Unbeknownst to many, CRISPR technology has already been used to tinker with crops and animals. In addition to altering the taste of foods, CRISPR is being used to extend shelf life and create foods that resist certain bacteria and viruses.

The U.S. Department of Agriculture (USDA) once required that chickens that showed signs of ALV or “lesions” (tumors) be removed from processing so they didn’t enter the food chain.

However, the National Chicken Council petitioned the USDA’s Food Safety and Inspection Service (FSIS) in March 2019 to “treat lesions that could be suspected as being caused by avian leukosis as a trimmable condition and not a condition that requires whole bird condemnation.”

On July 16, 2020, the FSIS accepted the petition, stating, “We have determined that current scientific evidence supports treating avian leukosis as a trimmable condition and that the actions requested in your petition would reduce regulatory burdens on the industry.”

CRISPR gene-editing technology brought science fiction to life with its ability to cut and paste DNA fragments and potentially eliminate serious inherited diseases. CRISPR-Cas9, in particular, has gotten scientists excited because, by modifying an enzyme called Cas9, the gene-editing capabilities are significantly improved.

In their 2018 study, published in the journal Viruses, the scientists noted that “CRISPR/Cas9-mediated knock-out or the fine editing of ALV receptor genes might be the first step in the development of virus-resistant chickens.” In a separate study published in PNAS in January 2020, the researchers demonstrated that CRISPR-Cas9 was effective in rendering chickens resistant to the J subgroup of ALV.

The researchers stated: “We introduced a single amino acid deletion into the gene encoding the receptor that is required for avian leukosis virus subgroup J to infect chicken cells. Here, we demonstrate that this mutation confers the resistance of chickens to avian leukosis virus subgroup J, an important pathogen in poultry. In addition, we present highly efficient genome-editing technology in chicken.”

They added that no visible side effects were apparent after the process, which involved deleting tryptophan residue number 38 of chNHE1 (W38), a critical amino acid for virus entry. The word “visible” is key, however, as many unexpected changes may still occur that aren’t immediately recognizable, and it’s possible for those changes to be transferred to other organisms or generations.

In an interview with Yale Insights, Dr. Greg Licholai, a biotech entrepreneur and a lecturer at Yale, said this could even lead to problems that are worse than the “cure,” such as antibiotic resistance or incurable diseases.

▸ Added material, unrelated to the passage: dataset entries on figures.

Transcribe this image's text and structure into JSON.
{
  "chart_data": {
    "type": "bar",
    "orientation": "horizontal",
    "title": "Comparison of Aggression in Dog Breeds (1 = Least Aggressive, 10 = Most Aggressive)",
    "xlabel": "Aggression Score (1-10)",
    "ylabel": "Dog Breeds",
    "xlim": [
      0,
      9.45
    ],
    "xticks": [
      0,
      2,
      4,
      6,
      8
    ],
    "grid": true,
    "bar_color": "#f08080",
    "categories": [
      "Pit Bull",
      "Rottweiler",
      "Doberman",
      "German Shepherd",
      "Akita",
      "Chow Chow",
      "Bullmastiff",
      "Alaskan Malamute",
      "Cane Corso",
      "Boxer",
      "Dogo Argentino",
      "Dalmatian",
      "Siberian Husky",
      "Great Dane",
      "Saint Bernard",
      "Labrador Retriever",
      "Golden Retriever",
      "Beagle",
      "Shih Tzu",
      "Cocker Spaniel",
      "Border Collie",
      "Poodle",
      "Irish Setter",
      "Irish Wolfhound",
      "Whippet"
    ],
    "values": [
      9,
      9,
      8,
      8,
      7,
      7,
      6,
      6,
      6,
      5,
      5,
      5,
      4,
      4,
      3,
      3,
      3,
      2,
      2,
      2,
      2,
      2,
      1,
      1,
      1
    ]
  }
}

“That’s probably the biggest fear of CRISPR—Humans manipulating the genetic code, and those manipulations get passed on generation to generation to generation,” he said.

“We think we know what we’re doing, we think we’re measuring exactly what changes we’re doing to the genes, but there’s always the possibility that either we miss something or our technology can’t pick up on other changes that have been made that haven’t been directed by us.

In another project, this one funded by the USDA, researchers have added the SRY gene to cattle, which results in female cows that turn into males, complete with larger muscles, a penis, and testicles, but no ability to make sperm. Male (or male-like) cattle are more valuable to the beef industry because they get bigger faster, allowing companies to make greater profits in less time.

Other biotech companies have taken to targeting genes intended to ease animal suffering, which they believe may soften regulators and consumers who are wary of the technology. One company snipped out the genes responsible for growing horns in dairy cows, for instance, which means they wouldn’t be subjected to the inhumane ways the horns are currently removed (with no pain relief).

“Our genome-edited mushroom has small deletions in a specific gene but contains no foreign DNA integration in its genome,” Yang said in Penn State’s Ag Science Magazine. “Therefore, we believed that there was no scientifically valid basis to conclude that the CRISPR-edited mushroom is a regulated article based on the definition described in the regulations.”

Weeks after the USDA notified Yang that the gene-edited non-browning mushrooms wouldn’t require approval, it also ruled that DuPont Pioneer’s CRISPR-Cas9-edited corn would also be able to bypass regulatory approval.

As of February 2019, more than 100 farmers in the Midwest were reportedly growing Calyxt’s high-oleic soybeans on more than 34,000 acres. In an update released on Feb. 7, Calyxt stated it had contracted 100,000 soybean acres in the U.S. for 2020, which represented 178 percent growth from the year prior.

It also received its first purchase order from a customer targeting four of its primary markets (food service, food ingredients, animal nutrition and industrial,) and is now offering one-gallon jugs of its Calyno cooking oil directly to consumers.

Without a label requirement, there’s no way for consumers to know whether they’re eating gene edited soybean oil—or one of the many future gene-edited products likely to hit the market, like “CRISPR chicken.” For now, however, gene-edited foods can’t be labeled organic, which is one more reason why seeking out organic and, even better, biodynamic foods, is so important.